Soupe de lentilles

« Mieux vaut de bons voisins qu’un ami éloigné » est un proverbe néerlandais et, je l’ai découvert récemment, un mode de vie.

Il y a huit ans de cela, nous nous sommes installés dans un quartier résidentiel d’une petite ville. Nous pressentions que ce nouvel environnement serait propice à une éducation calme de nos enfants.

Dès le premier jour, perchés sur des escabeaux, les cheveux en vrac, habillés de jeans datant de nos premières années de fac, nous avons découvert notre sonnette résonnant dans l’espace encore vide de la nouvelle maison. Sur notre pas de porte se tenait un couple d’environ une dizaine d’année de plus que nous. En réponse à nos airs surpris, ils nous ont tendu des mains chaleureuses et se sont présentés : « nous sommes vos nouveaux voisins. Si vous avez besoin de quelque chose, n’hésitez pas à venir nous voir ». Puis ils nous ont laissé à nos éponges et pinceaux, sans nous envahir. Ils venaient de donner le ton.

En centre-ville, les caméras de surveillance pullulent. Dans notre quartier, elles ne sont pas nécessaires. Avec 47% de la population active travaillant à mi-temps, le record européen, il y a toujours une paire d’yeux derrière une fenêtre sans rideaux pour surveiller les gamins.

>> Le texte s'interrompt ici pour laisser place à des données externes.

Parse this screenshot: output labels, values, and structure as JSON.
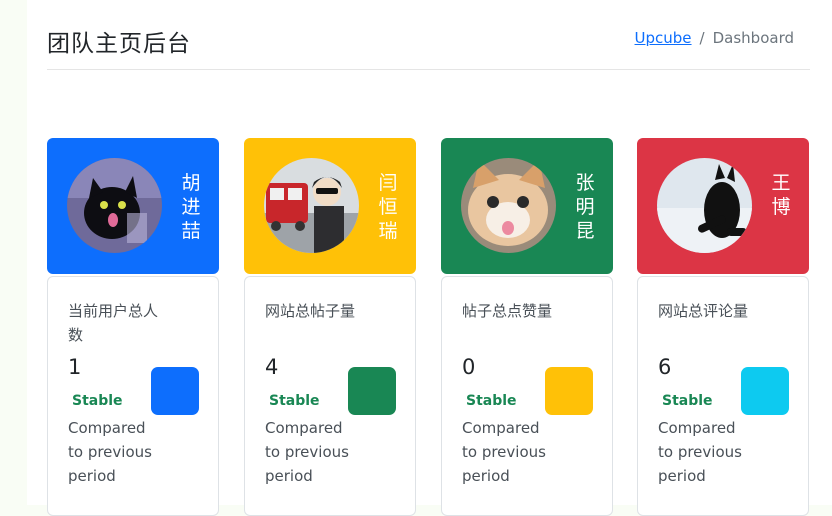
{
  "header": {
    "title": "团队主页后台",
    "breadcrumb": {
      "link": "Upcube",
      "separator": "/",
      "current": "Dashboard"
    }
  },
  "members": [
    {
      "name": "胡进喆",
      "color": "#0d6efd",
      "avatar": "black-cat-avatar"
    },
    {
      "name": "闫恒瑞",
      "color": "#ffc107",
      "avatar": "anime-boy-avatar"
    },
    {
      "name": "张明昆",
      "color": "#198754",
      "avatar": "orange-cat-avatar"
    },
    {
      "name": "王博",
      "color": "#dc3545",
      "avatar": "snow-cat-avatar"
    }
  ],
  "stats": [
    {
      "label": "当前用户总人数",
      "value": "1",
      "trend": "Stable",
      "note": "Compared to previous period",
      "color": "#0d6efd"
    },
    {
      "label": "网站总帖子量",
      "value": "4",
      "trend": "Stable",
      "note": "Compared to previous period",
      "color": "#198754"
    },
    {
      "label": "帖子总点赞量",
      "value": "0",
      "trend": "Stable",
      "note": "Compared to previous period",
      "color": "#ffc107"
    },
    {
      "label": "网站总评论量",
      "value": "6",
      "trend": "Stable",
      "note": "Compared to previous period",
      "color": "#0dcaf0"
    }
  ]
}
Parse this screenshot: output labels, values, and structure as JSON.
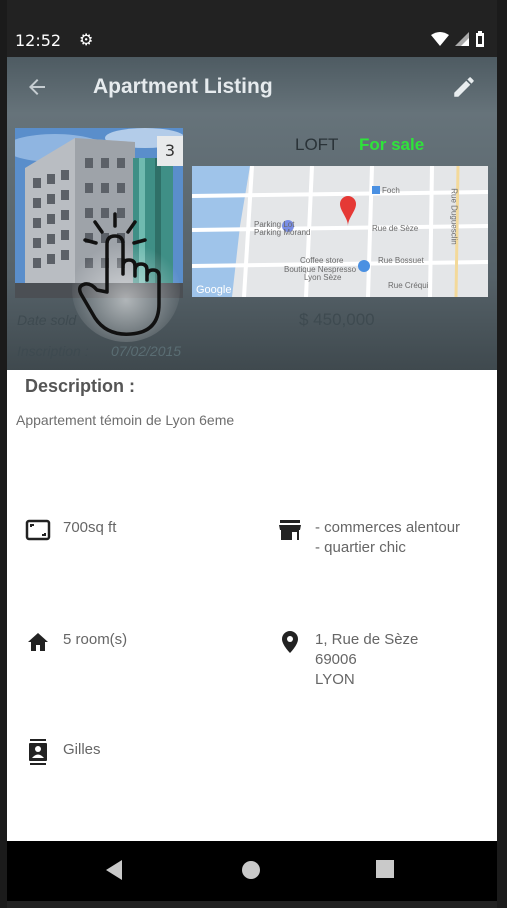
{
  "status": {
    "time": "12:52"
  },
  "appbar": {
    "title": "Apartment Listing"
  },
  "listing": {
    "photo_count": "3",
    "type": "LOFT",
    "sale_status": "For sale",
    "date_sold_label": "Date sold",
    "price": "$ 450,000",
    "inscription_label": "Inscription :",
    "inscription_date": "07/02/2015",
    "map": {
      "labels": [
        "Foch",
        "Rue de Sèze",
        "Parking Lot",
        "Parking Morand",
        "Coffee store",
        "Boutique Nespresso",
        "Lyon Sèze",
        "Rue Bossuet",
        "Rue Créqui",
        "Rue Duguesclin",
        "Google"
      ]
    }
  },
  "description": {
    "heading": "Description :",
    "text": "Appartement témoin de Lyon 6eme"
  },
  "features": {
    "surface": "700sq ft",
    "shops_line1": "- commerces alentour",
    "shops_line2": "- quartier chic",
    "rooms": "5 room(s)",
    "address_line1": "1, Rue de Sèze",
    "address_line2": "69006",
    "address_line3": "LYON",
    "agent": "Gilles"
  },
  "colors": {
    "sale_green": "#2ee33a",
    "appbar_dim": "#5e6b72"
  }
}
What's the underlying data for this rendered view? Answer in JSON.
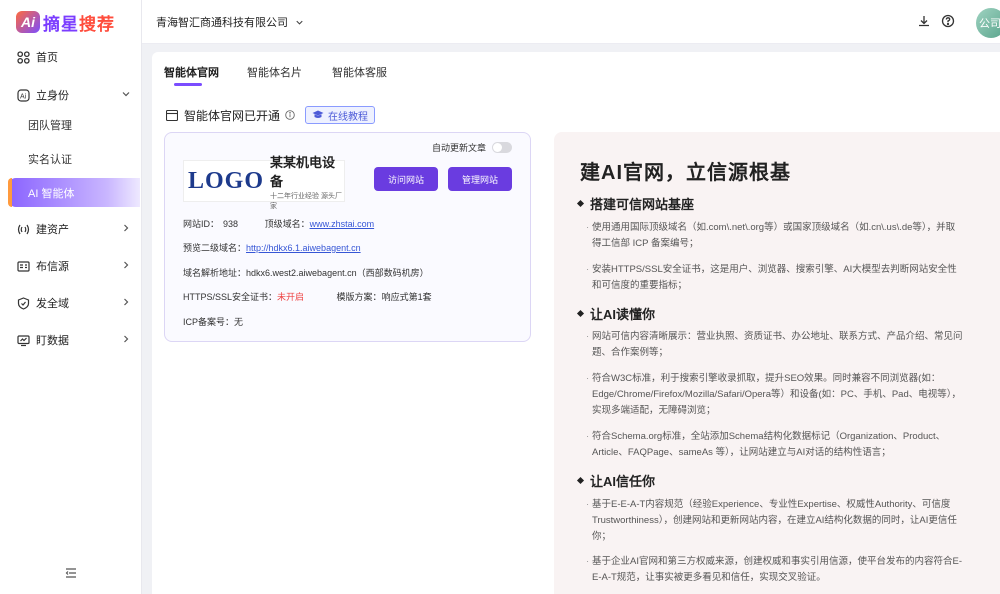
{
  "brand": {
    "mark": "Ai",
    "name_part1": "摘星",
    "name_part2": "搜荐"
  },
  "sidebar": {
    "home": "首页",
    "identity": "立身份",
    "team": "团队管理",
    "realname": "实名认证",
    "agent": "AI 智能体",
    "assets": "建资产",
    "publish": "布信源",
    "security": "发全域",
    "data": "盯数据"
  },
  "header": {
    "company": "青海智汇商通科技有限公司",
    "avatar_text": "公司"
  },
  "tabs": [
    "智能体官网",
    "智能体名片",
    "智能体客服"
  ],
  "section": {
    "title": "智能体官网已开通",
    "tutorial": "在线教程"
  },
  "card": {
    "auto_update": "自动更新文章",
    "logo_big": "LOGO",
    "logo_name": "某某机电设备",
    "logo_sub": "十二年行业经验 源头厂家",
    "visit_btn": "访问网站",
    "manage_btn": "管理网站",
    "site_id_label": "网站ID：",
    "site_id": "938",
    "domain_label": "顶级域名：",
    "domain": "www.zhstai.com",
    "preview_label": "预览二级域名：",
    "preview": "http://hdkx6.1.aiwebagent.cn",
    "dns_label": "域名解析地址：",
    "dns": "hdkx6.west2.aiwebagent.cn（西部数码机房）",
    "ssl_label": "HTTPS/SSL安全证书：",
    "ssl": "未开启",
    "template_label": "模版方案：",
    "template": "响应式第1套",
    "icp_label": "ICP备案号：",
    "icp": "无"
  },
  "panel": {
    "title": "建AI官网，立信源根基",
    "h1": "搭建可信网站基座",
    "p1": "使用通用国际顶级域名（如.com\\.net\\.org等）或国家顶级域名（如.cn\\.us\\.de等），并取得工信部 ICP 备案编号；",
    "p2": "安装HTTPS/SSL安全证书，这是用户、浏览器、搜索引擎、AI大模型去判断网站安全性和可信度的重要指标；",
    "h2": "让AI读懂你",
    "p3": "网站可信内容清晰展示：营业执照、资质证书、办公地址、联系方式、产品介绍、常见问题、合作案例等；",
    "p4": "符合W3C标准，利于搜索引擎收录抓取，提升SEO效果。同时兼容不同浏览器(如：Edge/Chrome/Firefox/Mozilla/Safari/Opera等）和设备(如：PC、手机、Pad、电视等），实现多端适配，无障碍浏览；",
    "p5": "符合Schema.org标准，全站添加Schema结构化数据标记（Organization、Product、Article、FAQPage、sameAs 等），让网站建立与AI对话的结构性语言；",
    "h3": "让AI信任你",
    "p6": "基于E-E-A-T内容规范（经验Experience、专业性Expertise、权威性Authority、可信度Trustworthiness），创建网站和更新网站内容，在建立AI结构化数据的同时，让AI更信任你；",
    "p7": "基于企业AI官网和第三方权威来源，创建权威和事实引用信源，使平台发布的内容符合E-E-A-T规范，让事实被更多看见和信任，实现交叉验证。"
  }
}
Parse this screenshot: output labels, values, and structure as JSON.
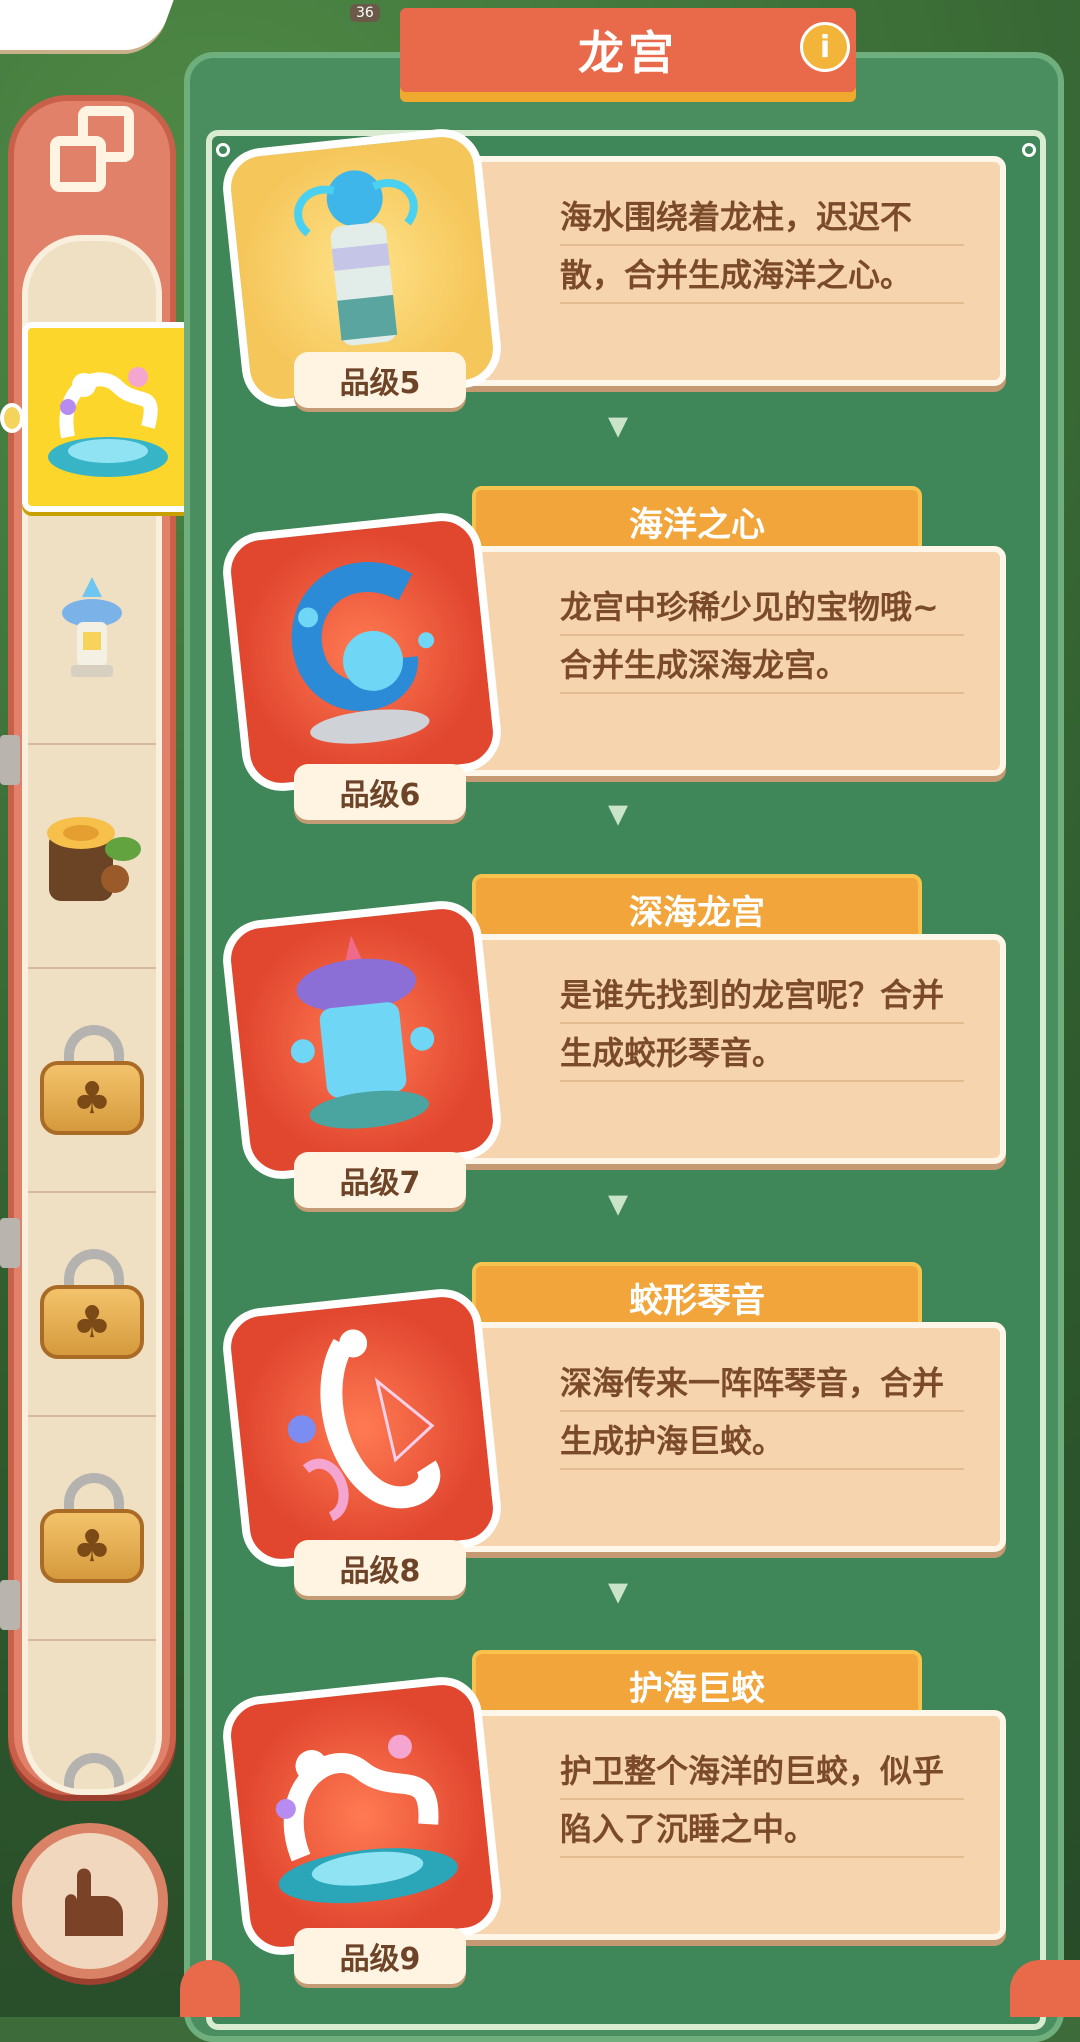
{
  "header": {
    "title": "龙宫",
    "top_counter": "36"
  },
  "sidebar": {
    "selected_index": 0
  },
  "items": [
    {
      "name": "",
      "grade": "品级5",
      "description": "海水围绕着龙柱，迟迟不散，合并生成海洋之心。",
      "image_icon": "dragon-pillar-icon",
      "image_bg": "#f5c65a"
    },
    {
      "name": "海洋之心",
      "grade": "品级6",
      "description": "龙宫中珍稀少见的宝物哦~合并生成深海龙宫。",
      "image_icon": "ocean-heart-icon",
      "image_bg": "#e1462f"
    },
    {
      "name": "深海龙宫",
      "grade": "品级7",
      "description": "是谁先找到的龙宫呢？合并生成蛟形琴音。",
      "image_icon": "deep-sea-palace-icon",
      "image_bg": "#e1462f"
    },
    {
      "name": "蛟形琴音",
      "grade": "品级8",
      "description": "深海传来一阵阵琴音，合并生成护海巨蛟。",
      "image_icon": "dragon-harp-icon",
      "image_bg": "#e1462f"
    },
    {
      "name": "护海巨蛟",
      "grade": "品级9",
      "description": "护卫整个海洋的巨蛟，似乎陷入了沉睡之中。",
      "image_icon": "guardian-dragon-icon",
      "image_bg": "#e1462f"
    }
  ],
  "colors": {
    "accent": "#e86a4a",
    "tab": "#f2a53a",
    "card": "#f6d4ae",
    "panel": "#3f8658",
    "selected": "#fcd62a"
  }
}
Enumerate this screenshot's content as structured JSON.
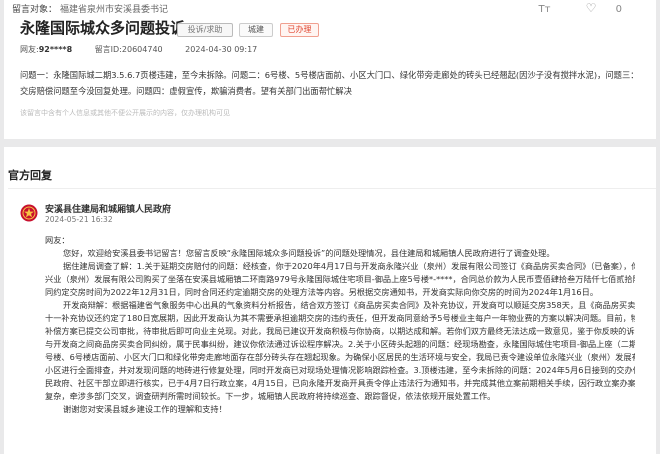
{
  "header": {
    "target_label": "留言对象：",
    "target_value": "福建省泉州市安溪县委书记",
    "font_icon_label": "Tт",
    "like_count": "0"
  },
  "message": {
    "title": "永隆国际城众多问题投诉",
    "tags": {
      "type": "投诉/求助",
      "category": "城建",
      "status": "已办理"
    },
    "user_label": "网友:",
    "user_name": "92****8",
    "id_text": "留言ID:20604740",
    "datetime": "2024-04-30 09:17",
    "content_lines": [
      "问题一：永隆国际城二期3.5.6.7页楼违建，至今未拆除。问题二：6号楼、5号楼店面前、小区大门口、绿化带旁走廊处的砖头已经翘起(因沙子没有搅拌水泥)，问题三：5号楼延期",
      "交房赔偿问题至今没回复处理。问题四：虚假宣传，欺骗消费者。望有关部门出面帮忙解决"
    ],
    "privacy_note": "该留言中含有个人信息或其他不便公开展示的内容，仅办理机构可见"
  },
  "reply": {
    "section_title": "官方回复",
    "gov_name": "安溪县住建局和城厢镇人民政府",
    "date": "2024-05-21 16:32",
    "lines": [
      "网友：",
      "您好，欢迎给安溪县委书记留言！您留言反映“永隆国际城众多问题投诉”的问题处理情况，县住建局和城厢镇人民政府进行了调查处理。",
      "据住建局调查了解：1.关于延期交房赔付的问题：经核查，你于2020年4月17日与开发商永隆兴业（泉州）发展有限公司签订《商品房买卖合同》（已备案），你向永隆",
      "兴业（泉州）发展有限公司购买了坐落在安溪县城厢镇二环南路979号永隆国际城住宅项目-御品上座5号楼*-****，合同总价款为人民币壹佰肆拾叁万陆仟七佰贰拾陆元整，合",
      "同约定交房时间为2022年12月31日，同时合同还约定逾期交房的处理方法等内容。另根据交房通知书，开发商实际向你交房的时间为2024年1月16日。",
      "开发商辩解：根据福建省气象服务中心出具的气象资料分析报告，结合双方签订《商品房买卖合同》及补充协议，开发商可以顺延交房358天，且《商品房买卖合同》附件",
      "十一补充协议还约定了180日宽展期，因此开发商认为其不需要承担逾期交房的违约责任，但开发商同意给予5号楼业主每户一年物业费的方案以解决问题。目前，物业费",
      "补偿方案已提交公司审批，待审批后即可向业主兑现。对此，我局已建议开发商积极与你协商，以期达成和解。若你们双方最终无法达成一致意见，鉴于你反映的诉求属于你",
      "与开发商之间商品房买卖合同纠纷，属于民事纠纷，建议你依法通过诉讼程序解决。2.关于小区砖头起翘的问题：经现场勘查，永隆国际城住宅项目-御品上座（二期二组团）项目5",
      "号楼、6号楼店面前、小区大门口和绿化带旁走廊地面存在部分砖头存在翘起现象。为确保小区居民的生活环境与安全，我局已责令建设单位永隆兴业（泉州）发展有限公司对",
      "小区进行全面排查，并对发现问题的地砖进行修复处理，同时开发商已对现场处理情况影响跟踪检查。3.顶楼违建，至今未拆除的问题：2024年5月6日接到的交办件，城厢镇人",
      "民政府、社区干部立即进行核实，已于4月7日行政立案，4月15日，已向永隆开发商开具责令停止违法行为通知书，并完成其他立案前期相关手续，因行政立案办案法定程序",
      "复杂，牵涉多部门交叉，调查研判所需时间较长。下一步，城厢镇人民政府将持续巡查、跟踪督促，依法依规开展处置工作。",
      "谢谢您对安溪县城乡建设工作的理解和支持！"
    ]
  },
  "colors": {
    "status_red": "#e0452f",
    "background": "#e9e9ea"
  }
}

Mon grand, alors qu’il avait huit ans, a fait une mini-fugue de vingt minutes. En passant trois coups de téléphone, j’ai pu connaître son itinéraire : « oui, je viens de le voir, il allait vers le toboggan rouge ». On me prévint aussitôt qu’il repassa devant la fenêtre du salon et avant même que mon boudeur n’apparaisse au bout de la rue, son retour m’avait déjà été annoncé.

Ma six ans, à la sortie de l’école, est tombée de vélo. Elle a mal négocié un virage et s’est pris un poteau. Alerté par les hurlements « plus de peur que de mal », un riverain a jailli pour nous proposer verre d’eau, désinfectant et pansements.

Alors pendant longtemps, lorsque l’on me demandait où j’habite, je terminais mes explications par un : « le contrôle social y est fort ».

Mais après ce qu’il m’est arrivé en début d’année, il m’est difficile de continuer à utiliser ce terme de « contrôle » à consonance péjorative.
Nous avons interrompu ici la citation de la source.